L’opinion de sir John Ross au comte de Haddington [à propos de l’expédition arctique] (1845)

Ellis Place

Blackheath

25 janvier 1845

Monsieur le Comte,

Conformément aux instructions de Votre Seigneurie je mets par écrit mes réponses aux nombreuses questions que Votre Seigneurie m’a fait l’honneur de me poser ce matin concernant la praticabilité d’un passage du Nord-Ouest et les avantages qui pourraient découler d’une nouvelle tentative. J’ai déjà si souvent formulé mon opinion en faveur de cet objectif important dans plusieurs lettres que j’ai fait parvenir de temps à temps aux Lords Commissaires de l’Amirauté depuis que je suis revenu de ma dernière tentative de ce type en 1833, que pour un exposé détaillé des nombreux points à l’étude, je me permets de référer Votre Seigneurie spécifiquement à celles du 6 février 1838 et du 22 janvier 1836 dont j’inclus respectueusement les extraits suivants.

1. Grâce à la facilité avec laquelle sir Edward Parry a poussé plus loin ses découvertes à l’extrémité occidentale de l’île Melville et aux visites annuelles des baleiniers aux baies et aux criques à l’ouest de l’île Léopold, nous savons que le détroit de Barrow est rarement ou peu obstrué par les glaces.

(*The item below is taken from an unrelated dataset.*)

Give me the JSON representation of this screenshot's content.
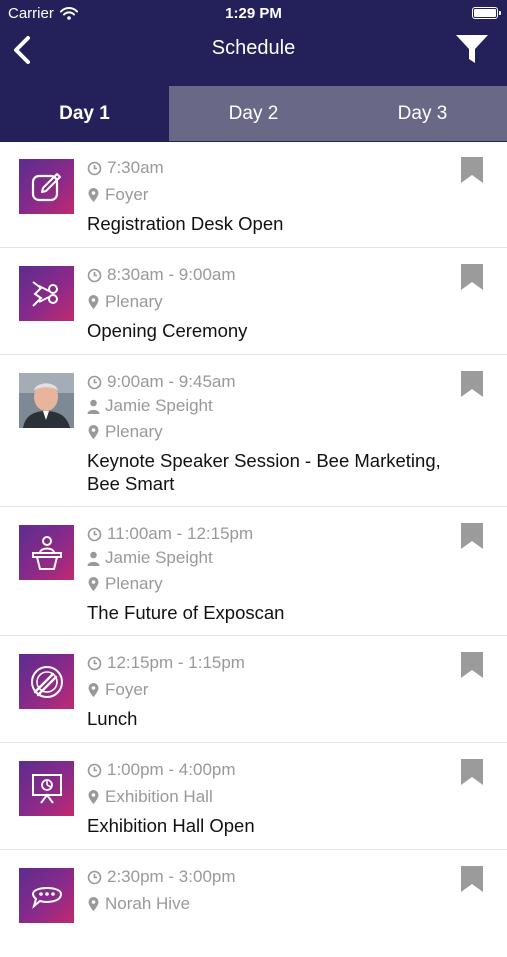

Conséquemment, une fois traversé le détroit de Lancaster, la route la plus souhaitable que devrait prendre une prochaine expédition serait de continuer directement vers l’ouest, ne prenant en considération aucune des plus petites ouvertures terrestres sur la rive septentrionale du détroit de Barrow avant d’avoir dépassé le cap Walker. Entre ce cap et l’extrémité orientale de la terre de Banks se trouve un espace libre de 300 milles. Laissez l’expédition prendre ensuite la première occasion permettant de tourner au SO ou là où les îles et les glaces le permettent jusqu’à la rive orientale de la terre de Banks : alors, ainsi protégé du courant venant de l’est et de la pression des glaces du nord-ouest, il ne devrait y avoir aucune difficulté dans des conditions normales pour rejoindre la rive septentrionale du continent américain jusqu’à l’ouest de la terre de Wollaston, une distance qui n’excède pas 200 milles. Ce détroit représente la seule partie douteuse ou incertaine du voyage s’il devait y avoir un seul doute à ce sujet et alors atteint, le passage peut être difficile à accomplir; par la suite l’expédition devrait continuer le long d’une rive bien connue sur toute sa distance jusqu’au détroit de Béring et nous avons le témoignage de sir John Franklin et du Dr Richardson prouvant la facilité avec laquelle les bateaux peuvent naviguer tout au long de cette côte.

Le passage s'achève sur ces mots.